I read a quote recently in an article by David Wentworth on i4cp.com that hit the nail on the head:
“How did we get to a point where the term performance management instills fear and dread at its mere utterance? Employees tend to loathe the process…that does nothing to recognize their work, yet determines their pay for the next year. Managers see it as a huge time suck that culminates in a series of uncomfortable conversations and confrontations they would rather not endure.”
This is sad, because performance reviews and recognition programs should be a vehicle of employee engagement and generate a boost to productivity. Why does it instead induce fear and uncertainty?
Here are a few reasons why:
- Reviews are annual, not continuous.
- They are filed away once signed, not used as a template for development.
- They are egalitarian (e.g.; Everyone gets a 3-5% “merit increase”).
- Employees can’t predict what is coming, and so get nervous about it.
- Recognition programs outside the review process are subjective, and inconsistent.
The bottom line is that for too many managers performance management is a task that must get done to keep HR off their backs.
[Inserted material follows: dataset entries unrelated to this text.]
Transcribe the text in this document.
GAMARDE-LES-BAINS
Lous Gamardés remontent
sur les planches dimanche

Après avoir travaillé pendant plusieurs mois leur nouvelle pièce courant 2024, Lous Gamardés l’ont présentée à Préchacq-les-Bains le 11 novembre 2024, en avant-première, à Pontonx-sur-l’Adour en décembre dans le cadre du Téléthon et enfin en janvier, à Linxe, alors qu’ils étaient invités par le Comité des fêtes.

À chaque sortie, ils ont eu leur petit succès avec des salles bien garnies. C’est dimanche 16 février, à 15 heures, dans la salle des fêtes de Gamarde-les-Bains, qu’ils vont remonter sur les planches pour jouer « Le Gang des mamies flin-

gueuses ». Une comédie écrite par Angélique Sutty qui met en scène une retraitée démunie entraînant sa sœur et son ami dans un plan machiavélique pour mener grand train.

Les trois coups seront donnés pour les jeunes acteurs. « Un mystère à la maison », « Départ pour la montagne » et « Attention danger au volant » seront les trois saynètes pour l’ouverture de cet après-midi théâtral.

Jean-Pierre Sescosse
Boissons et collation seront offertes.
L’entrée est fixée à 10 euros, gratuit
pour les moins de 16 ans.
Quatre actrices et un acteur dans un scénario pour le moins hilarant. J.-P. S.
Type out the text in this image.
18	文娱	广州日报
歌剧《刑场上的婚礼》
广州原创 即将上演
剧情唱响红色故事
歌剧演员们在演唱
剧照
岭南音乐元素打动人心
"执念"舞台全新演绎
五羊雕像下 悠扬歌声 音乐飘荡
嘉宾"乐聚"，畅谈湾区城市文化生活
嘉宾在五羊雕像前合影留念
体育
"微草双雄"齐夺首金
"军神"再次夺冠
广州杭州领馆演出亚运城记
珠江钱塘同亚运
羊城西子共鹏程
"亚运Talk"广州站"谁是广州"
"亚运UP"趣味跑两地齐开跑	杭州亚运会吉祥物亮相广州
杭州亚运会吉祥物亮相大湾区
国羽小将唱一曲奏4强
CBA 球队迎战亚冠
HR managers must become nags, badgering the line managers to complete them, and the line managers and employees “brace themselves” to get through it. What a mess!
To clean the mess up, let’s start with some re-branding:
- Create an ongoing “check-in” that happens monthly between manager and subordinate and takes no more than ten minutes.
- Keep it informal, with check boxes lined up against the promised action items that were listed in the last annual review.
- Mandate forward thinking, with emphasis on action rather than simply reviewing results.
- Create a quarterly “check-up” that requires 20 minutes, and again covers action items and requires concrete next steps as its outcome.
- Make the annual “review” a “career planning session” instead.
- The pay increase expectations have already been set during the monthly and quarterly sessions, so no surprises there, reducing anxiety.
It is incumbent on the manager to fully accept his or her role as a talent developer and engagement “encourager” in this scenario. (In our opinion, managers who don’t take on this role as “job one” are not doing their job.)
In short, the goal is to make the “annual review” a rolling activity that goes on all the time, taking the uncertainty out of it and refocusing its goal on development rather than a burdensome process that weighs on everyone’s mind.